During the ’50s, Drusky recorded for the Starday and Columbia record labels, but none of his early singles made it to the charts. Moving to Minneapolis to work as a disc jockey on radio station KEVE, Drusky continued writing songs and gained attention in the music industry when he wrote “Alone With You,” Faron Young’s single that spent 13-weeks at No. 1 in 1958. Drusky also wrote Young’s “Country Girl,” a single that topped the chart for four weeks in 1959.
Decca Records executive Owen Bradley signed him to the label in 1958. At Decca, Drusky co-wrote his first two hits — “Another” and “Anymore” — both released in 1960. Drusky had moved to Mercury Records by the time he recorded “Yes, Mr. Peters,” a duet that stayed at No. 1 for two weeks. Drusky continued to record for Mercury through the early ’70s, releasing the Top 10 hits “Long Long Texas Road” and “All My Hard Times.” He later charted singles on the Capitol and Scorpion labels.
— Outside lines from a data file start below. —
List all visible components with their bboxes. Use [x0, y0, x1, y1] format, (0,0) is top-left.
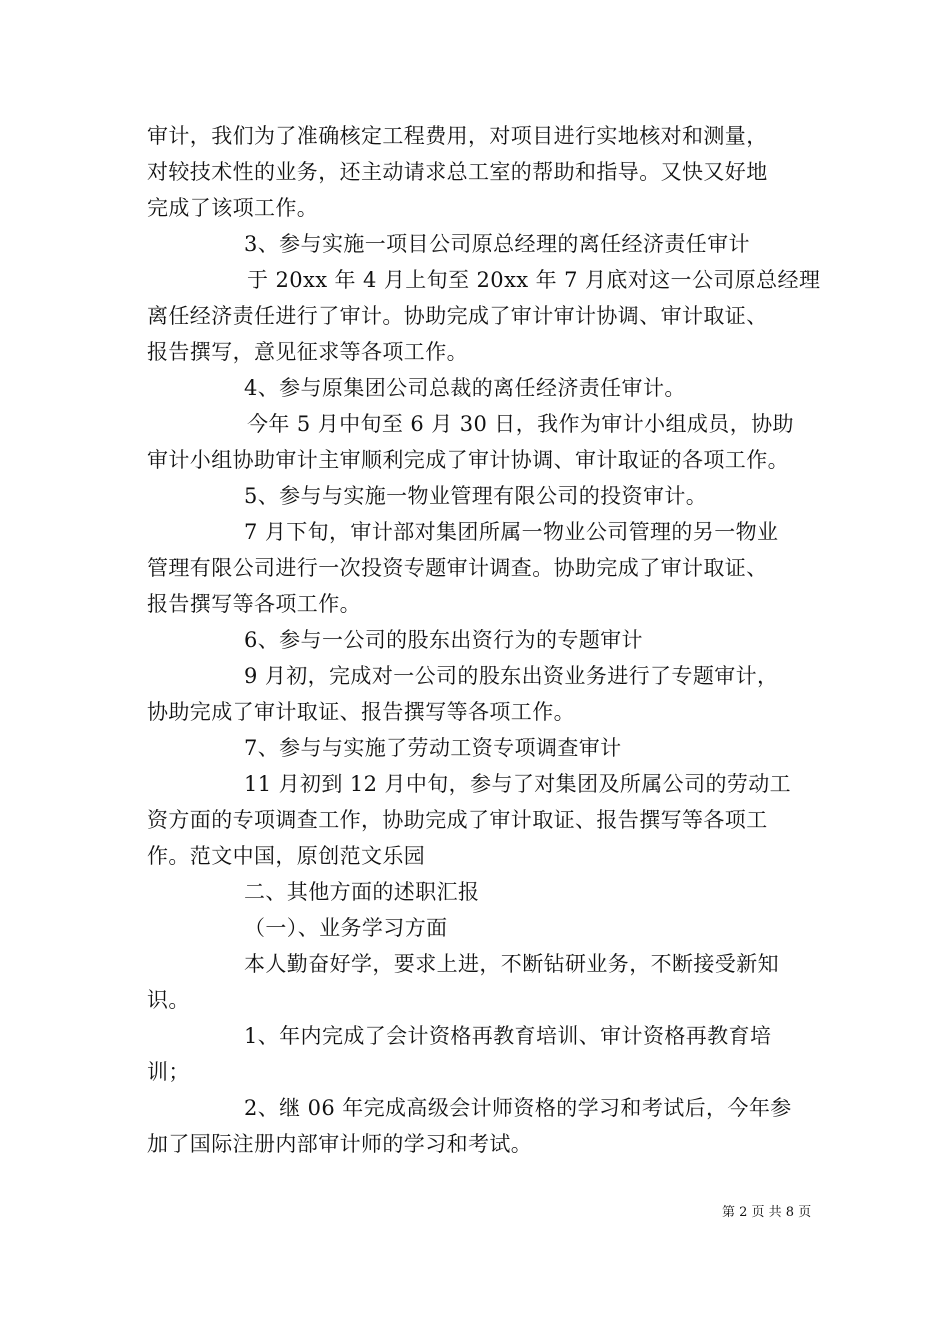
section-heading: 4、参与原集团公司总裁的离任经济责任审计。: [244, 376, 686, 400]
text-line: 报告撰写等各项工作。: [147, 592, 361, 616]
text-line: 资方面的专项调查工作，协助完成了审计取证、报告撰写等各项工: [147, 808, 768, 832]
paragraph-start: 今年 5 月中旬至 6 月 30 日，我作为审计小组成员，协助: [247, 412, 794, 436]
paragraph-start: 7 月下旬，审计部对集团所属一物业公司管理的另一物业: [244, 520, 779, 544]
section-heading: 5、参与与实施一物业管理有限公司的投资审计。: [244, 484, 708, 508]
text-line: 训；: [147, 1060, 190, 1084]
list-item: 2、继 06 年完成高级会计师资格的学习和考试后，今年参: [244, 1096, 792, 1120]
text-line: 报告撰写，意见征求等各项工作。: [147, 340, 468, 364]
paragraph-start: 11 月初到 12 月中旬，参与了对集团及所属公司的劳动工: [244, 772, 792, 796]
text-line: 审计小组协助审计主审顺利完成了审计协调、审计取证的各项工作。: [147, 448, 789, 472]
text-line: 作。范文中国，原创范文乐园: [147, 844, 426, 868]
document-body: [147, 118, 821, 1162]
text-line: 协助完成了审计取证、报告撰写等各项工作。: [147, 700, 575, 724]
paragraph-start: 本人勤奋好学，要求上进，不断钻研业务，不断接受新知: [244, 952, 779, 976]
text-line: 审计，我们为了准确核定工程费用，对项目进行实地核对和测量，: [147, 124, 768, 148]
paragraph-start: 9 月初，完成对一公司的股东出资业务进行了专题审计，: [244, 664, 779, 688]
section-heading: 6、参与一公司的股东出资行为的专题审计: [244, 628, 643, 652]
subsection-heading: （一）、业务学习方面: [244, 916, 448, 940]
paragraph-start: 于 20xx 年 4 月上旬至 20xx 年 7 月底对这一公司原总经理: [247, 268, 821, 292]
text-line: 识。: [147, 988, 190, 1012]
text-line: 离任经济责任进行了审计。协助完成了审计审计协调、审计取证、: [147, 304, 768, 328]
page-number: 第 2 页 共 8 页: [722, 1205, 812, 1220]
section-heading: 3、参与实施一项目公司原总经理的离任经济责任审计: [244, 232, 750, 256]
text-line: 加了国际注册内部审计师的学习和考试。: [147, 1132, 533, 1156]
text-line: 管理有限公司进行一次投资专题审计调查。协助完成了审计取证、: [147, 556, 768, 580]
list-item: 1、年内完成了会计资格再教育培训、审计资格再教育培: [244, 1024, 772, 1048]
section-heading: 7、参与与实施了劳动工资专项调查审计: [244, 736, 622, 760]
text-line: 完成了该项工作。: [147, 196, 319, 220]
text-line: 对较技术性的业务，还主动请求总工室的帮助和指导。又快又好地: [147, 160, 768, 184]
section-heading: 二、其他方面的述职汇报: [244, 880, 480, 904]
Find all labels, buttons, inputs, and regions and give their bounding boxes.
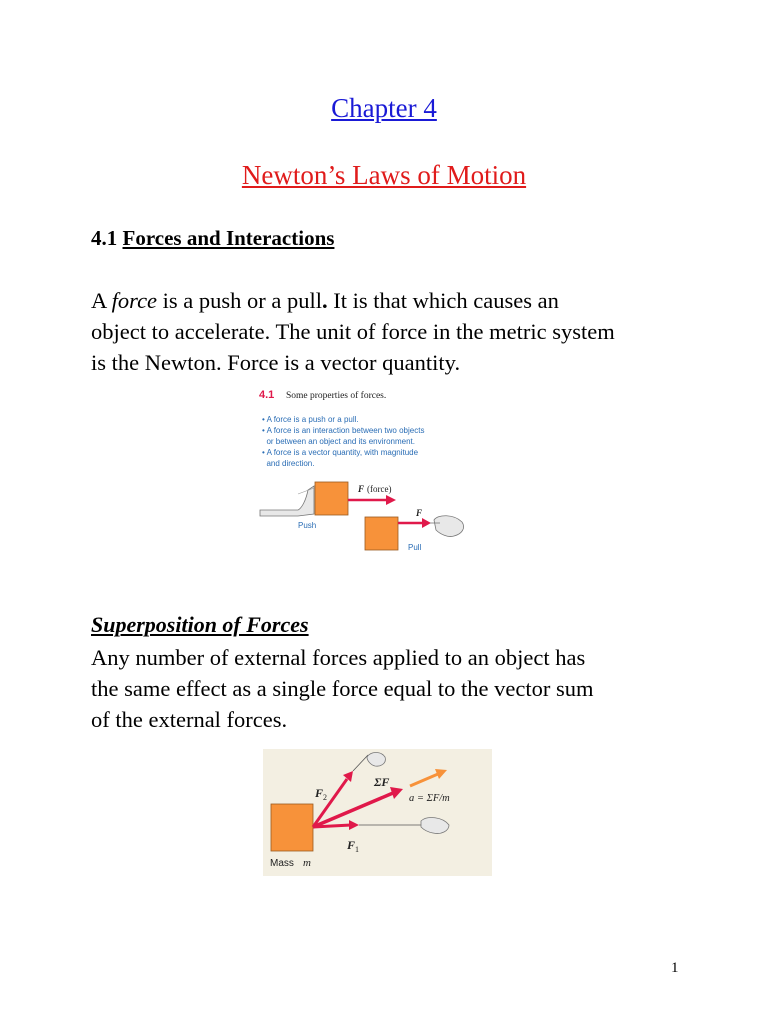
chapter-title: Newton’s Laws of Motion — [241, 160, 527, 190]
pull-hand-icon — [430, 516, 464, 537]
mass-variable: m — [303, 857, 311, 869]
f2-label: F — [315, 786, 324, 800]
f2-subscript: 2 — [323, 793, 327, 802]
acceleration-label: a = ΣF/m — [409, 793, 450, 804]
pull-box — [365, 517, 398, 550]
chapter-heading: Chapter 4 — [331, 93, 437, 123]
push-hand-icon — [260, 486, 314, 516]
pull-vector-label: F — [416, 508, 423, 518]
section-heading — [91, 226, 334, 251]
figure-bullet: • A force is a vector quantity, with magnitude — [262, 448, 419, 457]
section-title: Forces and Interactions — [122, 226, 335, 250]
bold-period: . — [322, 288, 328, 313]
paragraph-line — [91, 285, 721, 316]
f1-arrow — [313, 825, 351, 827]
mass-label: Mass — [270, 858, 294, 869]
force-vector-label: F — [358, 484, 365, 494]
figure-bullet: and direction. — [262, 459, 315, 468]
text-run: is a push or a pull — [157, 288, 323, 313]
force-label: (force) — [367, 484, 392, 494]
force-definition-paragraph — [91, 285, 721, 378]
subsection-heading: Superposition of Forces — [91, 612, 309, 637]
push-box — [315, 482, 348, 515]
paragraph-line: is the Newton. Force is a vector quantity. — [91, 350, 461, 375]
text-run: A — [91, 288, 112, 313]
paragraph-line: the same effect as a single force equal to the vector sum — [91, 676, 594, 701]
section-number: 4.1 — [91, 226, 118, 250]
figure-number: 4.1 — [259, 389, 275, 401]
figure-bullet: or between an object and its environment. — [262, 437, 415, 446]
f1-label: F — [347, 838, 356, 852]
paragraph-line: object to accelerate. The unit of force in the metric system — [91, 319, 615, 344]
pull-label: Pull — [408, 543, 422, 552]
figure-caption: Some properties of forces. — [286, 391, 387, 401]
arrow-head-icon — [422, 518, 431, 528]
term-force: force — [111, 288, 158, 313]
push-label: Push — [298, 521, 317, 530]
figure-bullet: • A force is an interaction between two objects — [262, 426, 425, 435]
f1-subscript: 1 — [355, 845, 359, 854]
superposition-paragraph — [91, 642, 721, 735]
page-number: 1 — [671, 960, 679, 976]
text-run: It is that which causes an — [327, 288, 559, 313]
paragraph-line: Any number of external forces applied to an object has — [91, 645, 586, 670]
paragraph-line: of the external forces. — [91, 707, 288, 732]
figure-superposition — [263, 749, 492, 876]
sum-label: ΣF — [374, 775, 390, 789]
figure-force-properties — [258, 382, 474, 570]
arrow-head-icon — [386, 495, 396, 505]
mass-box — [271, 804, 313, 851]
figure-bullet: • A force is a push or a pull. — [262, 415, 359, 424]
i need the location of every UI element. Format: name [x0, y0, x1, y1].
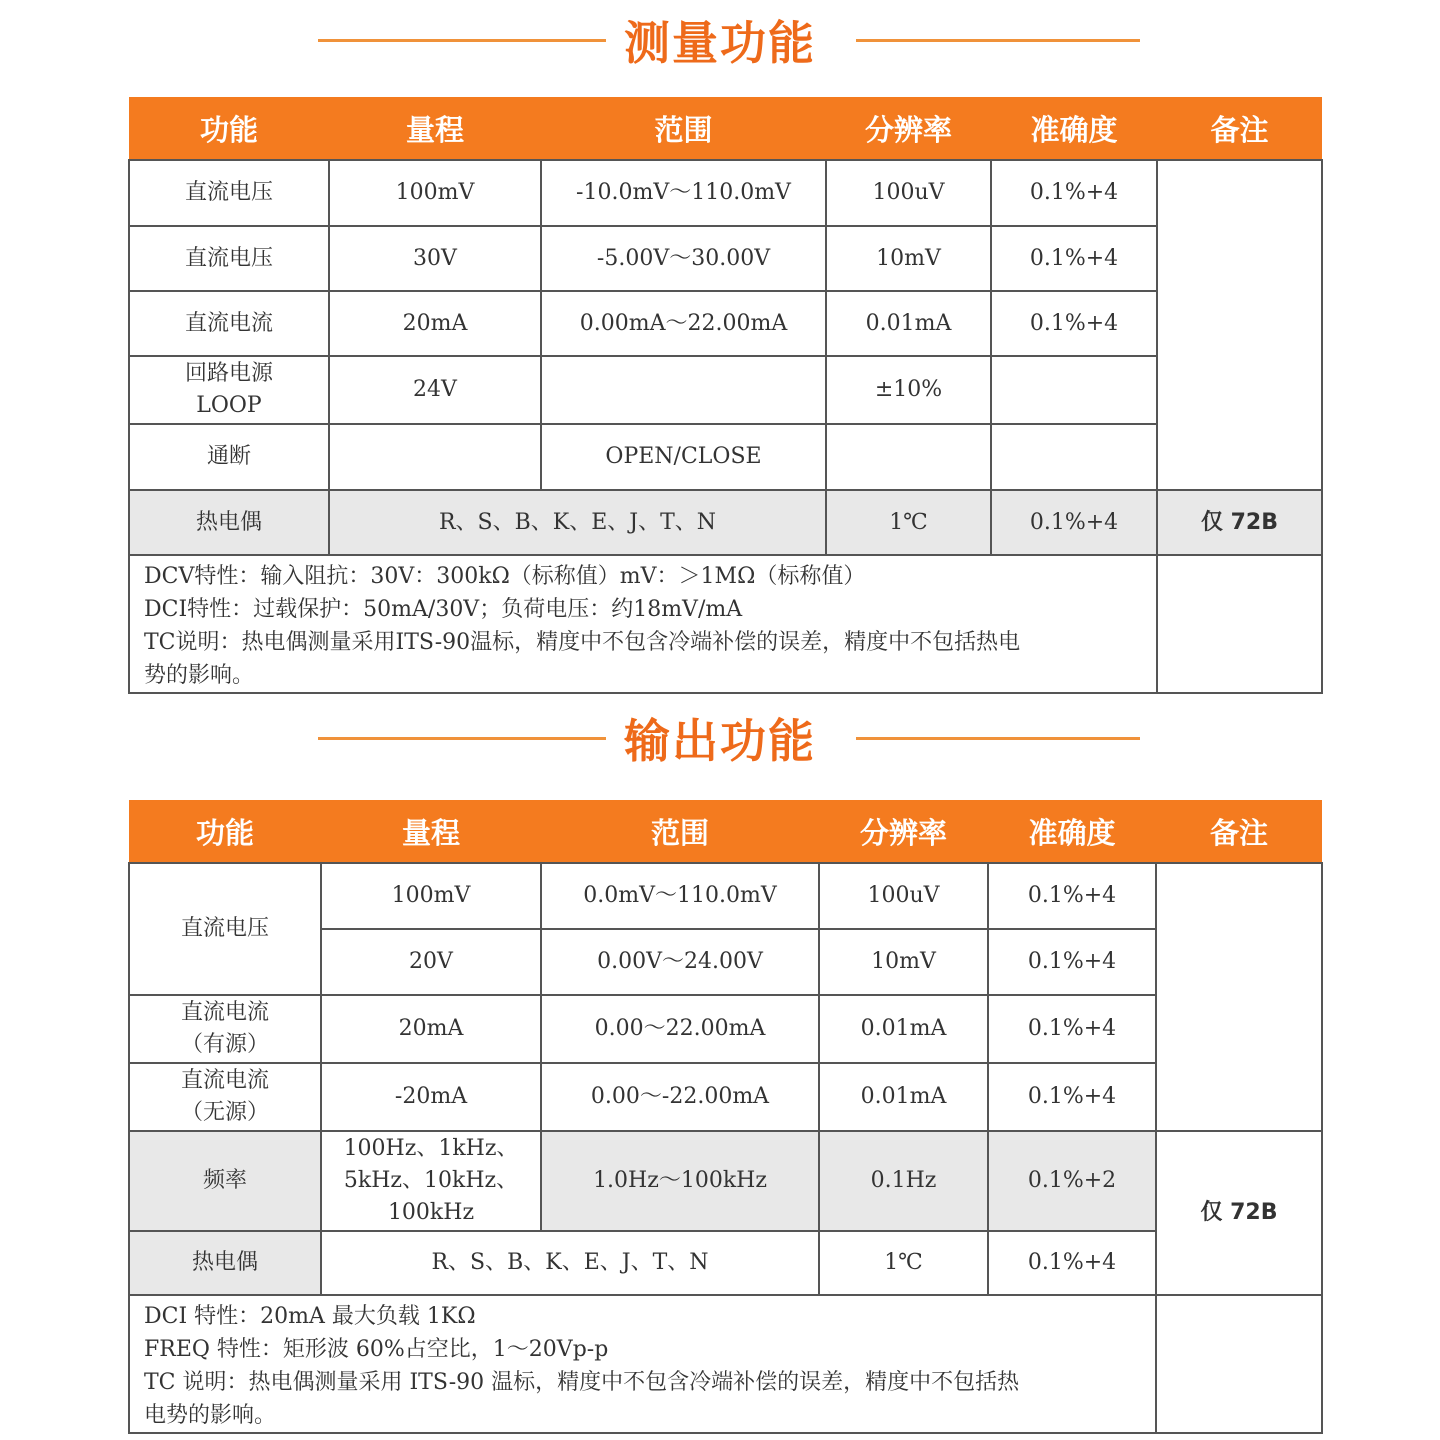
- header-function: 功能: [129, 800, 321, 863]
- table-header-row: [129, 97, 1322, 160]
- table-row: [129, 863, 1322, 929]
- header-resolution: 分辨率: [826, 97, 991, 160]
- table-row-frequency: [129, 1131, 1322, 1231]
- cell-span: 0.00～22.00mA: [541, 995, 819, 1063]
- notes-cell: [129, 555, 1157, 693]
- cell-resolution: [826, 424, 991, 490]
- cell-span: 0.00V～24.00V: [541, 929, 819, 995]
- cell-accuracy: 0.1%+4: [991, 291, 1157, 356]
- cell-remark-72b: 仅 72B: [1156, 1131, 1322, 1295]
- cell-accuracy: 0.1%+4: [988, 995, 1156, 1063]
- table-row: [129, 356, 1322, 424]
- cell-resolution: 0.01mA: [819, 1063, 988, 1131]
- cell-function: 直流电压: [129, 160, 329, 226]
- note-line: DCI特性：过载保护：50mA/30V；负荷电压：约18mV/mA: [144, 597, 743, 622]
- header-resolution: 分辨率: [819, 800, 988, 863]
- note-line: 电势的影响。: [144, 1403, 277, 1428]
- cell-accuracy: [991, 356, 1157, 424]
- header-accuracy: 准确度: [991, 97, 1157, 160]
- cell-span: 0.00～-22.00mA: [541, 1063, 819, 1131]
- cell-tc-types: R、S、B、K、E、J、T、N: [329, 490, 826, 555]
- cell-function: [129, 1063, 321, 1131]
- cell-function-line1: 直流电流: [180, 1000, 269, 1025]
- table-row: [129, 995, 1322, 1063]
- table-row: [129, 226, 1322, 291]
- cell-function: 直流电压: [129, 863, 321, 995]
- cell-function: 通断: [129, 424, 329, 490]
- cell-resolution: ±10%: [826, 356, 991, 424]
- cell-accuracy: 0.1%+4: [991, 490, 1157, 555]
- cell-remark-empty: [1157, 555, 1322, 693]
- cell-range: 100mV: [321, 863, 541, 929]
- table-notes-row: [129, 1295, 1322, 1433]
- cell-resolution: 0.01mA: [826, 291, 991, 356]
- cell-function: [129, 995, 321, 1063]
- cell-resolution: 0.01mA: [819, 995, 988, 1063]
- cell-accuracy: 0.1%+4: [988, 1063, 1156, 1131]
- title-divider-right: [856, 737, 1140, 740]
- header-range: 量程: [329, 97, 541, 160]
- cell-range-line3: 100kHz: [387, 1200, 475, 1225]
- table-row: [129, 160, 1322, 226]
- note-line: TC说明：热电偶测量采用ITS-90温标，精度中不包含冷端补偿的误差，精度中不包括热电: [144, 630, 1021, 655]
- header-remark: 备注: [1157, 97, 1322, 160]
- note-line: 势的影响。: [144, 663, 255, 688]
- cell-function-line2: LOOP: [196, 393, 262, 418]
- table-row-thermocouple: [129, 1231, 1322, 1295]
- cell-remark-empty: [1157, 160, 1322, 490]
- output-table: [128, 800, 1323, 1434]
- cell-range: -20mA: [321, 1063, 541, 1131]
- note-line: DCV特性：输入阻抗：30V：300kΩ（标称值）mV：＞1MΩ（标称值）: [144, 564, 866, 589]
- cell-span: 0.00mA～22.00mA: [541, 291, 826, 356]
- cell-function: 直流电压: [129, 226, 329, 291]
- header-span: 范围: [541, 800, 819, 863]
- notes-cell: [129, 1295, 1156, 1433]
- note-line: DCI 特性：20mA 最大负载 1KΩ: [144, 1304, 476, 1329]
- cell-span: -5.00V～30.00V: [541, 226, 826, 291]
- cell-resolution: 1℃: [819, 1231, 988, 1295]
- cell-accuracy: 0.1%+2: [988, 1131, 1156, 1231]
- header-remark: 备注: [1156, 800, 1322, 863]
- cell-function-line1: 回路电源: [184, 361, 273, 386]
- cell-function-line2: （有源）: [180, 1032, 269, 1057]
- table-row: [129, 291, 1322, 356]
- cell-resolution: 1℃: [826, 490, 991, 555]
- cell-range: [321, 1131, 541, 1231]
- cell-span: 0.0mV～110.0mV: [541, 863, 819, 929]
- cell-range: [329, 424, 541, 490]
- cell-accuracy: [991, 424, 1157, 490]
- cell-resolution: 100uV: [826, 160, 991, 226]
- cell-accuracy: 0.1%+4: [988, 929, 1156, 995]
- cell-range: 100mV: [329, 160, 541, 226]
- cell-span: 1.0Hz～100kHz: [541, 1131, 819, 1231]
- cell-range: 20mA: [321, 995, 541, 1063]
- measure-table: [128, 97, 1323, 694]
- table-row: [129, 424, 1322, 490]
- header-accuracy: 准确度: [988, 800, 1156, 863]
- cell-range-line2: 5kHz、10kHz、: [343, 1168, 519, 1193]
- table-header-row: [129, 800, 1322, 863]
- cell-resolution: 10mV: [819, 929, 988, 995]
- note-line: FREQ 特性：矩形波 60%占空比，1～20Vp-p: [144, 1337, 609, 1362]
- cell-accuracy: 0.1%+4: [988, 863, 1156, 929]
- measure-title: 测量功能: [624, 16, 816, 70]
- cell-function-line2: （无源）: [180, 1100, 269, 1125]
- cell-accuracy: 0.1%+4: [991, 160, 1157, 226]
- table-notes-row: [129, 555, 1322, 693]
- output-section-title: [0, 708, 1440, 768]
- header-span: 范围: [541, 97, 826, 160]
- cell-span: OPEN/CLOSE: [541, 424, 826, 490]
- cell-span: [541, 356, 826, 424]
- table-row: [129, 1063, 1322, 1131]
- title-divider-right: [856, 39, 1140, 42]
- cell-function: 直流电流: [129, 291, 329, 356]
- cell-remark-72b: 仅 72B: [1157, 490, 1322, 555]
- cell-function-line1: 直流电流: [180, 1068, 269, 1093]
- cell-range-line1: 100Hz、1kHz、: [343, 1136, 519, 1161]
- cell-function: [129, 356, 329, 424]
- note-line: TC 说明：热电偶测量采用 ITS-90 温标，精度中不包含冷端补偿的误差，精度中不包括热: [144, 1370, 1020, 1395]
- cell-remark-empty: [1156, 863, 1322, 1131]
- cell-function: 热电偶: [129, 490, 329, 555]
- cell-range: 30V: [329, 226, 541, 291]
- output-title: 输出功能: [624, 714, 816, 768]
- cell-range: 20V: [321, 929, 541, 995]
- cell-resolution: 0.1Hz: [819, 1131, 988, 1231]
- measure-section-title: [0, 10, 1440, 70]
- cell-accuracy: 0.1%+4: [988, 1231, 1156, 1295]
- cell-range: 24V: [329, 356, 541, 424]
- cell-function: 热电偶: [129, 1231, 321, 1295]
- cell-function: 频率: [129, 1131, 321, 1231]
- header-function: 功能: [129, 97, 329, 160]
- cell-tc-types: R、S、B、K、E、J、T、N: [321, 1231, 819, 1295]
- header-range: 量程: [321, 800, 541, 863]
- cell-resolution: 100uV: [819, 863, 988, 929]
- table-row-thermocouple: [129, 490, 1322, 555]
- cell-span: -10.0mV～110.0mV: [541, 160, 826, 226]
- cell-remark-empty: [1156, 1295, 1322, 1433]
- cell-accuracy: 0.1%+4: [991, 226, 1157, 291]
- cell-resolution: 10mV: [826, 226, 991, 291]
- cell-range: 20mA: [329, 291, 541, 356]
Drusky appeared in three country music movies — White Lightning Express, Forty Acre Feud and Golden Guitar. He also produced other artists and was instrumental in establishing SESAC, helping establish the performance rights organization’s Nashville office. A Grand Ole Opry member since 1958, Drusky’s most recent music endeavors include five gospel albums on the Chapel/Bridge label.
No funeral service will take place, although a memorial service is being planned.